Aim 1 will continue surveillance and diagnosis of all cohorts for incident dementia through the conduct of clinical examinations (neuropsychology, neurology) for those flagged as at risk for dementia/AD, maintain the weekly consensus diagnosis meetings to identify new cases of dementia and major subtypes (e.g., AD, vascular dementia, frontotemporal dementia, Lewy Body) and MCI subtypes (amnestic single domain, amnestic multi- domain, non-amnestic single domain, non-amnestic multi-domain) and determine final cognitive status for all FHS participants after death, including no documented evidence of dementia (e.g., died cognitively intact and thus potentially meeting criteria for cognitive resilience).
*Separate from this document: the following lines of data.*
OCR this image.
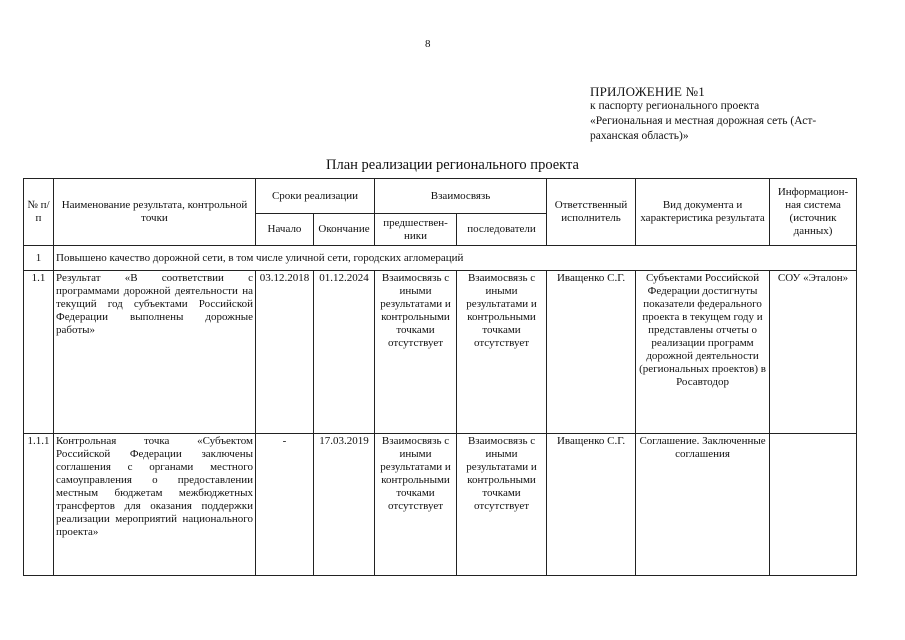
8
ПРИЛОЖЕНИЕ №1
к паспорту регионального проекта
«Региональная и местная дорожная сеть (Аст-
раханская область)»
План реализации регионального проекта
№ п/п	Наименование результата, контрольной точки	Сроки реализации		Взаимосвязь		Ответственный исполнитель	Вид документа и характеристика результата	Информацион-ная система (источник данных)
		Начало	Окончание	предшествен-ники	последователи			
1	Повышено качество дорожной сети, в том числе уличной сети, городских агломераций							
1.1	Результат «В соответствии с программами дорожной деятельности на текущий год субъектами Российской Федерации выполнены дорожные работы»	03.12.2018	01.12.2024	Взаимосвязь с иными результатами и контрольными точками отсутствует	Взаимосвязь с иными результатами и контрольными точками отсутствует	Иващенко С.Г.	Субъектами Российской Федерации достигнуты показатели федерального проекта в текущем году и представлены отчеты о реализации программ дорожной деятельности (региональных проектов) в Росавтодор	СОУ «Эталон»
1.1.1	Контрольная точка «Субъектом Российской Федерации заключены соглашения с органами местного самоуправления о предоставлении местным бюджетам межбюджетных трансфертов для оказания поддержки реализации мероприятий национального проекта»	-	17.03.2019	Взаимосвязь с иными результатами и контрольными точками отсутствует	Взаимосвязь с иными результатами и контрольными точками отсутствует	Иващенко С.Г.	Соглашение. Заключенные соглашения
Aim 2 will extend longitudinal characterization of cognition across all surviving members of FHS cohorts through repeat administration of the same neuropsychological (NP) test protocol administered since 1999. The NP assessments will also include administration of NP tests added in 2005 as well as deeper NP phenotyping that includes coding of error/extraneous responses and novel derived measures from digital voice and digital pen recordings to capture spoken and written responses, respectively.
Aim 3 will extend longitudinal characterization of brain structure through repeat acquisition of brain MRI scans using the MRI protocol administered since 1999 and include acquisition of diffusion tensor imaging protocol added in 2008. Novel measures of the hypothalamus and white matter integrity will be acquired in addition to traditional AD-related cortical and subcortical regions of interests.
Aim 4 will continue to maintain FHS' brain donation program operations, including antemortem clinical assessments and post-mortem diagnostic evaluations of all cases that come to autopsy and the convening of clinicopathological meetings to harmonize clinical versus neuropathological diagnoses.